Phyrex|4月 30, 2026 20:57
Today, WTI's oil prices have slightly decreased, but as long as they remain above $100, it is no longer a comfortable position for inflation. Many people may think that as long as oil prices do not continue to soar, market pressure will ease. But in reality, the most troublesome part of oil prices is not how much they rise in a day, but how long they remain high.
If WTI only surges above $100 for a short period of time and then quickly returns below $90, then the market can understand it as a short-term risk premium brought about by geopolitics. But if WTI remains above $100 for a long time, it will begin to transmit to inflation layer by layer through gasoline, diesel, aviation fuel, shipping, logistics, chemical, and agricultural transportation costs.

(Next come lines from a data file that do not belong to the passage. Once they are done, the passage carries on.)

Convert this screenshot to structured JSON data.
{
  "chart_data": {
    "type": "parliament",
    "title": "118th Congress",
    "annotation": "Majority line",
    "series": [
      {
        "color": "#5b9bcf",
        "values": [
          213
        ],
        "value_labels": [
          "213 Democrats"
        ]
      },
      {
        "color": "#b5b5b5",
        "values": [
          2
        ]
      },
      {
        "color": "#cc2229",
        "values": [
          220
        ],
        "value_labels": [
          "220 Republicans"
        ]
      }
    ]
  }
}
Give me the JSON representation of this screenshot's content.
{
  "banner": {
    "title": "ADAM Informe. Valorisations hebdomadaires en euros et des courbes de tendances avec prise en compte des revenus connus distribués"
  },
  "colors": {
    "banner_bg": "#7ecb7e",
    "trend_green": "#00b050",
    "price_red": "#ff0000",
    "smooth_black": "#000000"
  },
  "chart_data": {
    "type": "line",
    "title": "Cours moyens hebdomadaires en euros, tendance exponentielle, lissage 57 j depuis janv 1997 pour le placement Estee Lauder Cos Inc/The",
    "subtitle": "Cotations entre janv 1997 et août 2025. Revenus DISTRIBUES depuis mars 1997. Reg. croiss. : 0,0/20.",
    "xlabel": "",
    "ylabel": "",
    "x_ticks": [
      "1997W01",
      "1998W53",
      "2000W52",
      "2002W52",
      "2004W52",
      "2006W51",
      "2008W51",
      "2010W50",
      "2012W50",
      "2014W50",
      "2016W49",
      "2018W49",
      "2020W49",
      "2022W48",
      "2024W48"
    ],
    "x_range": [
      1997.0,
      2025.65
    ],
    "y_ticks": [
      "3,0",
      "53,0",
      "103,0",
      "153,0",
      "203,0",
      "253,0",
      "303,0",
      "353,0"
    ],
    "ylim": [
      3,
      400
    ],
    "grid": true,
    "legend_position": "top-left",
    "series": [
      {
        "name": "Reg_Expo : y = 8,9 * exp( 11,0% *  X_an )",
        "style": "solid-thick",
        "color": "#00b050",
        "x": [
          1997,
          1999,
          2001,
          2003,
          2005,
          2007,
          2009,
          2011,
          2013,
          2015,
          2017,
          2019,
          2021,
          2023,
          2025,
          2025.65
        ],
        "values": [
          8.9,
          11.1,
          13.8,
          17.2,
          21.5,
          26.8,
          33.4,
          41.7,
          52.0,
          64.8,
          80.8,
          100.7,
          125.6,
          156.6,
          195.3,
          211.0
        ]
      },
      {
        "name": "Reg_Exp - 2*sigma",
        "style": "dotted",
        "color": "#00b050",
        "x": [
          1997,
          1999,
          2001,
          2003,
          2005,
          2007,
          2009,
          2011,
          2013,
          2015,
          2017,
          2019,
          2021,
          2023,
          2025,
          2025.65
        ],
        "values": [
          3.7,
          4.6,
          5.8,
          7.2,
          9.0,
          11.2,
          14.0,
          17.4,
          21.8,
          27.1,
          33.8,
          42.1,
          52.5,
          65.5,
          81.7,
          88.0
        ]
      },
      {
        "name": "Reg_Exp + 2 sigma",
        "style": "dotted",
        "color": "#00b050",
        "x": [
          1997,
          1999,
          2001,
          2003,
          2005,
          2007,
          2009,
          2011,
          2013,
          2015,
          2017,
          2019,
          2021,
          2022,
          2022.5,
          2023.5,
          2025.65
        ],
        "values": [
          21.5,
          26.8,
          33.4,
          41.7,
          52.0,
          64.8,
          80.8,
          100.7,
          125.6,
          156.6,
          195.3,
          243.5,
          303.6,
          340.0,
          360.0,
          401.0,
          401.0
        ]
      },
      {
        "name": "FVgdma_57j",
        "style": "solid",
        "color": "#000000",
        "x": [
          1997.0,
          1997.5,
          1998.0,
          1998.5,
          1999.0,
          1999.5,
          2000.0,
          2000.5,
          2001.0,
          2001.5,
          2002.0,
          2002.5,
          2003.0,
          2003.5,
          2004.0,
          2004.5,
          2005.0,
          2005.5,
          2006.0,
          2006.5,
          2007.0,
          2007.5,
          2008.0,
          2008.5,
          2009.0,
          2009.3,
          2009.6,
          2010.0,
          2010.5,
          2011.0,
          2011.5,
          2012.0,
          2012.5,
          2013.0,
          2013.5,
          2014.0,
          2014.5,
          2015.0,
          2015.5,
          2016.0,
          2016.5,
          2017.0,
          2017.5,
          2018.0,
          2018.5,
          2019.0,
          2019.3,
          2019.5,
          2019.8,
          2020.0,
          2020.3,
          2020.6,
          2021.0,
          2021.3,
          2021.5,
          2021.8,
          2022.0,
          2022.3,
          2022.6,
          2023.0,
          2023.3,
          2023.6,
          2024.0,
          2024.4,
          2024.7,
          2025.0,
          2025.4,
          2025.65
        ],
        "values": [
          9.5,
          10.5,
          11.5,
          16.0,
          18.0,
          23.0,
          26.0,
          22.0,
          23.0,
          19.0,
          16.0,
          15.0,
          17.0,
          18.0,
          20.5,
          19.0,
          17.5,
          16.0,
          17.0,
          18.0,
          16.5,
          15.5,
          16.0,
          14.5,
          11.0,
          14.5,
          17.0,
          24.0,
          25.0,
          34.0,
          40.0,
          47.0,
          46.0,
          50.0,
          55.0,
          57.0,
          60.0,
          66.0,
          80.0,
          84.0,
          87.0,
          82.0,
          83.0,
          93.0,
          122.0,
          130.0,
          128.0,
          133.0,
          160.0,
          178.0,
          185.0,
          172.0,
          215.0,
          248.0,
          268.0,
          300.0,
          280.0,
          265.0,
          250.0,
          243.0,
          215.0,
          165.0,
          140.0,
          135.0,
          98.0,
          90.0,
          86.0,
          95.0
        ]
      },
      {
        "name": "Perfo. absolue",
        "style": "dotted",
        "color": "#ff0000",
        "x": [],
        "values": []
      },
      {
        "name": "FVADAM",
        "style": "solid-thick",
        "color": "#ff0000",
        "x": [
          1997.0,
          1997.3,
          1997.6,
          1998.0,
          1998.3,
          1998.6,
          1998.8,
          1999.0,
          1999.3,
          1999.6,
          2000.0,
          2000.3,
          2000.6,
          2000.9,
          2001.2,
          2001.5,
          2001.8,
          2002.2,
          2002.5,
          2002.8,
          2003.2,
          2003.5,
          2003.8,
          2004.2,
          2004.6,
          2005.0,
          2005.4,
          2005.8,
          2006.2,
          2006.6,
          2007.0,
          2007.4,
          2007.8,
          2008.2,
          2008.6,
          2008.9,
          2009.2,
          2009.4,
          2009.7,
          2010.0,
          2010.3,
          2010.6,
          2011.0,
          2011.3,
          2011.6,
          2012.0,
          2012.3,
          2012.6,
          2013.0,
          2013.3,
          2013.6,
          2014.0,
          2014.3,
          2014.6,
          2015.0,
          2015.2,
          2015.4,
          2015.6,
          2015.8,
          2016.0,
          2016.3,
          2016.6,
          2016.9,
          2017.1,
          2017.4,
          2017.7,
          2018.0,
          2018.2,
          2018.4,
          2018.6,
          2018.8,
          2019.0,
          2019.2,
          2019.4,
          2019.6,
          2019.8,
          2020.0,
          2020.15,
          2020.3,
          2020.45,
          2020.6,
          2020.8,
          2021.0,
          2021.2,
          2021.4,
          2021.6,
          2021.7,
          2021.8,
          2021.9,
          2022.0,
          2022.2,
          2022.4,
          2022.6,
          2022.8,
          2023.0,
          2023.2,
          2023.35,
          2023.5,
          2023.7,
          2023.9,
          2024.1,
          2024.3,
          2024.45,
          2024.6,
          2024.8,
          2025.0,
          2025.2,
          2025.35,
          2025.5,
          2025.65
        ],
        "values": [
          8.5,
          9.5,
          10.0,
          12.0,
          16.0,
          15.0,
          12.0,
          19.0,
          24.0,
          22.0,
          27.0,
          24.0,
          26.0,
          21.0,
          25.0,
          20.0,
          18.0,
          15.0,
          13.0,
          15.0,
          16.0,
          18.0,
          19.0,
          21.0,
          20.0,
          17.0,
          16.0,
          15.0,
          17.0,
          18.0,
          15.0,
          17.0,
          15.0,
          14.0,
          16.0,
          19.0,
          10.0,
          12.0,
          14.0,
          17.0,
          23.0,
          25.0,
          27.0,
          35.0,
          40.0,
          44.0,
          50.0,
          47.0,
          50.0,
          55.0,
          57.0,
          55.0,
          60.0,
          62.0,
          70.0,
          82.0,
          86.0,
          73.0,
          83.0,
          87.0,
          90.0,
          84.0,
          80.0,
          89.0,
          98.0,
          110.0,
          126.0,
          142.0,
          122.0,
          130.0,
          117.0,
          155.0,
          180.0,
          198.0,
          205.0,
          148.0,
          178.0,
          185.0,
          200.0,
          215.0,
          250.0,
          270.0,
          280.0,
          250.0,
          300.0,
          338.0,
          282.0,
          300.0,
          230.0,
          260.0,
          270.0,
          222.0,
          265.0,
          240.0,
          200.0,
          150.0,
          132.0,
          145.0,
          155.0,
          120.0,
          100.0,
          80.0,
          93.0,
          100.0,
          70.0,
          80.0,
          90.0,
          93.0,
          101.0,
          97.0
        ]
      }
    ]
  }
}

Nowadays, gasoline prices in the United States have significantly increased, and regular gasoline has once again entered the range of over $4 per gallon. Although this price will not cause an immediate collapse of the US economy, it is already enough to make ordinary families feel the pressure. Spending more than ten dollars on a single refueling may not seem like much, but for low - and middle-income families, it is the most direct cash flow squeeze. If there is more fuel money, the money for catering, entertainment, retail, and tourism will naturally decrease.
More importantly, the rise in diesel prices will be more troublesome than gasoline. Gasoline affects consumer perception, while diesel affects the entire logistics system. Truck transportation, ports, cold chain, building materials, and agricultural product distribution all rely on diesel. If diesel prices remain high, they will eventually become a secondary transmission of commodity prices, service prices, and enterprise costs.
This is not a good thing for both Bitcoin and the US stock market. Because high oil prices will push up inflation expectations again, and an increase in inflation expectations will suppress expectations of interest rate cuts. If the expectation of interest rate cuts is suppressed, the actual interest rate will not be easy to go down, and the valuation logic of risk assets will be impacted.